Ao ser acusado de ter praticado ilícitos e de ter o seu afastamento do cargo solicitado por uma autoridade policial, que resolveu usurpar os poderes que pertencem a um magistrado ou ao Ministério Público, o governante passa a atuar em um terreno instável. A sua autoridade, outorgada por uma vitória nas urnas, como no caso do Rio, em primeiro turno com mais de 60% dos votos, fica arranhada pelo clima de instabilidade criada.
No caso do governador do Rio, Cláudio Castro, a investigação é antiga, baseada em delações duvidosas e requentando fatos já explicados. O pior é que nenhuma das acusações se refere ao exercício do cargo de governador de Estado. O dolo do vazamento do possível indiciamento e do pedido de afastamento do cargo só se torna explosivo quando a mídia, no caso do Rio, as organizações Globo, se torna cúmplice da quebra de sigilo de uma informação em segredo de justiça. Sem o apoio da mídia não haveria efeito de condenação midiática. O lucro para o veículo é se colocar como paladino da justiça e por um homem público no pelourinho da opinião pública. Neste caso, o veículo é cúmplice de vazar uma informação protegida por lei.
É incompreensível que Frederic Kachar ou Ricardo Villela, respectivamente dirigentes dos jornais Infoglobo e da Rede Globo, não compreendam o prejuízo que causam a um governo eleito legitimamente pelas urnas e vítima de um efeito colateral provocado por reportagens apoiadas em uma criminosa quebra de sigilo?

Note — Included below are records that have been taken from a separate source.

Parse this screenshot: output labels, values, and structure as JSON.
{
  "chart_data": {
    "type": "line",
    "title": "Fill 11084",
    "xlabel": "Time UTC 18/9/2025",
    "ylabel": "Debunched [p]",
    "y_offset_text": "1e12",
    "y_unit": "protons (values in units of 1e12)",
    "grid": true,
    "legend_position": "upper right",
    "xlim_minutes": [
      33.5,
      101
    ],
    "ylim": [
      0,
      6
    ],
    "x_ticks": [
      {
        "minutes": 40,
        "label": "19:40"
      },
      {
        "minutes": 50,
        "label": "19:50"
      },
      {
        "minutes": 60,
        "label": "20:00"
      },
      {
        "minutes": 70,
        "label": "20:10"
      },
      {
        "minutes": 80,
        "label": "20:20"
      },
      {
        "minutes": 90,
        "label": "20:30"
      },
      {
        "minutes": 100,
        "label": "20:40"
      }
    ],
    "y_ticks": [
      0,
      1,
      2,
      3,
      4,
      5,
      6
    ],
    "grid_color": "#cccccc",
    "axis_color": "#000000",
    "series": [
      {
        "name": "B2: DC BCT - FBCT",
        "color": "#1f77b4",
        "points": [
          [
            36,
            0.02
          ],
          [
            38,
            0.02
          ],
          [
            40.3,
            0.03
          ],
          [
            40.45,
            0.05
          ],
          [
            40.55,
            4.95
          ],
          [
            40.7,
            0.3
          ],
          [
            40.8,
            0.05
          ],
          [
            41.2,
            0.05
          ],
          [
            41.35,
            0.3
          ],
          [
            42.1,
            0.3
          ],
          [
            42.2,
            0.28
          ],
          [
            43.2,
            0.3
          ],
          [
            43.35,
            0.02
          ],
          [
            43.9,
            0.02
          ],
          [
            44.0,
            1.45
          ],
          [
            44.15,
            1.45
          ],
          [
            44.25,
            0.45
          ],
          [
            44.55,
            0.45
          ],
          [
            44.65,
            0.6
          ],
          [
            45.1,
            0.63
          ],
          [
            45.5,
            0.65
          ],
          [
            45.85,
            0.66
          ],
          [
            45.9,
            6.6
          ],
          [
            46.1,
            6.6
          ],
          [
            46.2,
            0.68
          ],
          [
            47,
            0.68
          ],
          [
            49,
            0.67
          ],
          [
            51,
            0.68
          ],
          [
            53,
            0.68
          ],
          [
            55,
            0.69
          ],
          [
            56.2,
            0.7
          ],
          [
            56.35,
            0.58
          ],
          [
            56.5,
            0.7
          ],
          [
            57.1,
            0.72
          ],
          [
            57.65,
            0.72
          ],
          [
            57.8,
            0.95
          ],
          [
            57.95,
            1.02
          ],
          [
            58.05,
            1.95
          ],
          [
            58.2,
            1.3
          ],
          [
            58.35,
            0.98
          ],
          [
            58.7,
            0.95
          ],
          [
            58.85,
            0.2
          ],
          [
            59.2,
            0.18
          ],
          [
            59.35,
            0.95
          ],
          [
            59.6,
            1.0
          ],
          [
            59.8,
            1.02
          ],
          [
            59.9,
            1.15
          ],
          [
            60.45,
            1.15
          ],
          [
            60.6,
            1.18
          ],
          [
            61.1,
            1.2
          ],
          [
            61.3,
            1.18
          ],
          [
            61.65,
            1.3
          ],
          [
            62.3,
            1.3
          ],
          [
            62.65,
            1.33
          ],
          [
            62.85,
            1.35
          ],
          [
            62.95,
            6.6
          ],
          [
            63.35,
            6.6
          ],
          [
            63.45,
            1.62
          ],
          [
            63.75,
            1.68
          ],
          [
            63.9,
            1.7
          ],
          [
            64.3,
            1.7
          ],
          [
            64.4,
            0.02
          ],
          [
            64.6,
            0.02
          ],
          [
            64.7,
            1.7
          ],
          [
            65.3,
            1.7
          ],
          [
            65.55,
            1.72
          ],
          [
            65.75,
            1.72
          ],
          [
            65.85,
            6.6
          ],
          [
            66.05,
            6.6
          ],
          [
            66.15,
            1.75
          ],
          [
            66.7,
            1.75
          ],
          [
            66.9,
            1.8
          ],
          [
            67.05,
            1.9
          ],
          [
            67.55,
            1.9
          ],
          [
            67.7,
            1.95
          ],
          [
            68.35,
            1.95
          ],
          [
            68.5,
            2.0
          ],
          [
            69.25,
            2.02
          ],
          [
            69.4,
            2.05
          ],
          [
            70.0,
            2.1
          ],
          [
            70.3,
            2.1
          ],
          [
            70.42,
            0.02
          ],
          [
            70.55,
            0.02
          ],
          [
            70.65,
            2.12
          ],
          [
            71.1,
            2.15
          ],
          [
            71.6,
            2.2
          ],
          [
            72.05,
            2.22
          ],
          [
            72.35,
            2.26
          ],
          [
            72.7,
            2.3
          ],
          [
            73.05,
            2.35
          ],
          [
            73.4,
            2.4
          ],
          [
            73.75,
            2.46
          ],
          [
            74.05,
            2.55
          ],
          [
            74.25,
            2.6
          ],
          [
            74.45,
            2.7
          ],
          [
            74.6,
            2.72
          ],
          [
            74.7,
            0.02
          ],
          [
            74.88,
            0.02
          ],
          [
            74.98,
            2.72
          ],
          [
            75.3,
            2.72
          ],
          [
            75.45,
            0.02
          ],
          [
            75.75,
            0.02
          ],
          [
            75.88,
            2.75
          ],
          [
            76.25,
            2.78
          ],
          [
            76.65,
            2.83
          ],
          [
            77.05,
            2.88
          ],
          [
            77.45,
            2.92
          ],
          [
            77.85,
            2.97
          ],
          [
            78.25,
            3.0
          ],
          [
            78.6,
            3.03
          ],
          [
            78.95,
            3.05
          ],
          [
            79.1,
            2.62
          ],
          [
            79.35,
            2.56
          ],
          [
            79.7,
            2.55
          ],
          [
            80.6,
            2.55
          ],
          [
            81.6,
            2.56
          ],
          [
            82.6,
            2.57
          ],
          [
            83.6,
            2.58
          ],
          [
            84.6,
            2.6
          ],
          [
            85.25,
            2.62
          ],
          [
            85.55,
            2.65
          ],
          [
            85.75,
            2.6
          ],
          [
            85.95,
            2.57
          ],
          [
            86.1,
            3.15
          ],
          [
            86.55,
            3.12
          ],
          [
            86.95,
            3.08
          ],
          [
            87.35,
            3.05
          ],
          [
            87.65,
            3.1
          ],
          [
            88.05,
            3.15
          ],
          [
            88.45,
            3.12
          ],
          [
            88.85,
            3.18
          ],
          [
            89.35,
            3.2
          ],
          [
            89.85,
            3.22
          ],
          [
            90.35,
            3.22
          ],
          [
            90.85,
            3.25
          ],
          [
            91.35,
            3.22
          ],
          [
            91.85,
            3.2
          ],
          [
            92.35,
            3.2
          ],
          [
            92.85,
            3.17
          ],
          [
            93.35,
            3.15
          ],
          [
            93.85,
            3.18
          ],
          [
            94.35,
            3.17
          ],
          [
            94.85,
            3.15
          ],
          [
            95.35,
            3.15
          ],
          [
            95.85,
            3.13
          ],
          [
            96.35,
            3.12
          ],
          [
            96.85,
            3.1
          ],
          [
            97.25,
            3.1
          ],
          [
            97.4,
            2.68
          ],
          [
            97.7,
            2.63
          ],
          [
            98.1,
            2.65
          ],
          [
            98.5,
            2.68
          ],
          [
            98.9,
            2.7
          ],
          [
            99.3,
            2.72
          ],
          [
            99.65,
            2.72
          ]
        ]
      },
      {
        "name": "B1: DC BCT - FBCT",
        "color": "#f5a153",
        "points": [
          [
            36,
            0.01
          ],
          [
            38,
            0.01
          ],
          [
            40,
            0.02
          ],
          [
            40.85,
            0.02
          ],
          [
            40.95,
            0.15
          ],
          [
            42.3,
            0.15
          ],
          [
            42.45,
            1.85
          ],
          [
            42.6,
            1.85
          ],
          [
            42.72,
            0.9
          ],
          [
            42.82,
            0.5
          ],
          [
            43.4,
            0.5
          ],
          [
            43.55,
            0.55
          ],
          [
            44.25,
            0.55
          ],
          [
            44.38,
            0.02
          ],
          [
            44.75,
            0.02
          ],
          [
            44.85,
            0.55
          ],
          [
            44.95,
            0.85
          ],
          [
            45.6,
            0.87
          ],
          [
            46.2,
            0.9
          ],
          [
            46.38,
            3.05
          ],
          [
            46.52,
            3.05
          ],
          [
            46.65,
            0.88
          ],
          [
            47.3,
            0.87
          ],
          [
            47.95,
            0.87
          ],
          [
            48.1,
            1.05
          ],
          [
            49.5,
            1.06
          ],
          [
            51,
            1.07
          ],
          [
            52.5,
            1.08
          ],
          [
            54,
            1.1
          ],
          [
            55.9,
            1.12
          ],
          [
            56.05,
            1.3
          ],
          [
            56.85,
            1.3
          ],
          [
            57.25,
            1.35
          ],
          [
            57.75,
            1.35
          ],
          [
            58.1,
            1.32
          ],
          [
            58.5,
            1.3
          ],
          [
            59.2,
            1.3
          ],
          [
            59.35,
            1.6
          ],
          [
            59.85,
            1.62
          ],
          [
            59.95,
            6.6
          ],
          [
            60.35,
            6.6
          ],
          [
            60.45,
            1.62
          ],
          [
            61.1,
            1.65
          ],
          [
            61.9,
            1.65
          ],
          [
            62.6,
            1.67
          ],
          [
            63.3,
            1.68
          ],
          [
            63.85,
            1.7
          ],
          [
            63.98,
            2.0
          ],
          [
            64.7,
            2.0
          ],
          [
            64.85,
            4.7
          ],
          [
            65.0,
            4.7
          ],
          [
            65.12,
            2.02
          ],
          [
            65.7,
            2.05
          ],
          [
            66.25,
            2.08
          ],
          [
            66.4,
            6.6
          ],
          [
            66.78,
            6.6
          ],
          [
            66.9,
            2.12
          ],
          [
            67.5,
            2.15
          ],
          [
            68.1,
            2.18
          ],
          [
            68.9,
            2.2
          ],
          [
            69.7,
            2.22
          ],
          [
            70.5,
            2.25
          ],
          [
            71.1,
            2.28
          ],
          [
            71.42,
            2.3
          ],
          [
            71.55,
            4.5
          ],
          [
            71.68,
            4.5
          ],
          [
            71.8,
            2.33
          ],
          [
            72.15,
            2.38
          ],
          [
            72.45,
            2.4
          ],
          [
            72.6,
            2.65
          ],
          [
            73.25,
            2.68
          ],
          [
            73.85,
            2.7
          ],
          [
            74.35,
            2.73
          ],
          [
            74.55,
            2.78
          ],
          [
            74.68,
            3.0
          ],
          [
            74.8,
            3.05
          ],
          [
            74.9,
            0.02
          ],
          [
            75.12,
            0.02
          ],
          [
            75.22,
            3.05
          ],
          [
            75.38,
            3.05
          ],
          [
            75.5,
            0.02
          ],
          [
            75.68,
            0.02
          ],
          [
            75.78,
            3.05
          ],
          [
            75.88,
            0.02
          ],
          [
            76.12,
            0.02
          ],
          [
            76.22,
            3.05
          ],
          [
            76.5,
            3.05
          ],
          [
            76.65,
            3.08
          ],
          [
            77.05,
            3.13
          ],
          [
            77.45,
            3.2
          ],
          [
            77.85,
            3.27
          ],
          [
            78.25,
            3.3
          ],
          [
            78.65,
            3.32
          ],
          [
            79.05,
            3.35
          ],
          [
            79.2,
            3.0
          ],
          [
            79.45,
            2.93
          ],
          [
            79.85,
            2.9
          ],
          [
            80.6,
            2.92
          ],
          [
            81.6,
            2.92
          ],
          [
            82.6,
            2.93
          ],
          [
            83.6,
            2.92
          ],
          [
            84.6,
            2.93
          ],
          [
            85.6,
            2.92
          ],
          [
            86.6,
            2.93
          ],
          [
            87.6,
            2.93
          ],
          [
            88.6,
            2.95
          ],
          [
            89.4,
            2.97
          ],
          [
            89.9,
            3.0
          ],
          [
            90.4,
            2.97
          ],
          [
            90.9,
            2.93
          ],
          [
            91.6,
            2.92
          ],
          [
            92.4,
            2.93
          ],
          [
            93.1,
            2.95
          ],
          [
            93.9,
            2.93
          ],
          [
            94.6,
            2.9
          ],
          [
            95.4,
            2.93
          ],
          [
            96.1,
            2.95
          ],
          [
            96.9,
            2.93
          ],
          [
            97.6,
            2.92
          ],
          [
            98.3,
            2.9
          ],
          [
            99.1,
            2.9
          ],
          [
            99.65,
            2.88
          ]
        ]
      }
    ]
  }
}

Se um homem público for condenado depois de julgado e de um amplo direito defesa, que pague pelos seus crimes. A própria Globo enfrentou problemas com a compra da TV Montecarlo na Itália ou nas aquisições até hoje não explicadas com direitos de eventos esportivos. Ser investigado faz parte do jogo. No caso da televisão, que é uma concessão pública, usar vazamento de processos é delicado.
Estamos assistindo há meses o caso do delegado Rivaldo Barbosa, preso e acusado sem provas, que suplicou para ser ouvido. Acusado de estar envolvido na morte da vereadora Marielle Franco, ele está preso e foi massacrado pela mídia. Uma investigação que não se sustenta. Está pagando um preço pela normalização do fim da presunção de inocência por parte da mídia, que neste caso age em cumplicidade com os investigadores. Para estes algozes, ele não possui família, carreira ou vida pessoal. É um réu do perigoso achismo condenatório que virou uma infecção social sem antibióticos para combater. Os irmãos Brazão, também presos neste emaranhado, podem ser culpados de outros delitos, mas no caso de Marielle, nada foi investigado.
Já que o sigilo no caso de menores nas varas de família são respeitados, não seria o caso de pensar nas famílias, esposas, esposos, filhos e pais dos homens públicos jogados no pelourinho midiático pelo crime de vazamento? Alguém pensa na sequela da condenação midiática? A imprensa deve estar atenta para os seus excessos; se autorregular e ser ética. No caso do vazamento de informações em segredo de justiça, ela vira cúmplice de um ato criminoso.
O melhor papel que o jornalismo pode ter é exigir que os investigadores atuem tecnicamente, que cumpram a lei, que ouçam todos os envolvidos e, principalmente, que trabalhem com fatos. Fazer um indiciamento por achismo condenatório nunca deveria receber o beneplácito da mídia, especialmente de uma organização como o grupo Globo, transformado em verdugo da presunção de inocência. Agiu desta forma com Alceni Guerra, na Escola de Base; com Lula; com a Odebrecht; com a J&F; Jair Bolsonaro; com o reitor da Universidade Federal de Santa Catarina, Luiz Carlos Cancellier; e muitos outros que provaram depois que eram inocentes.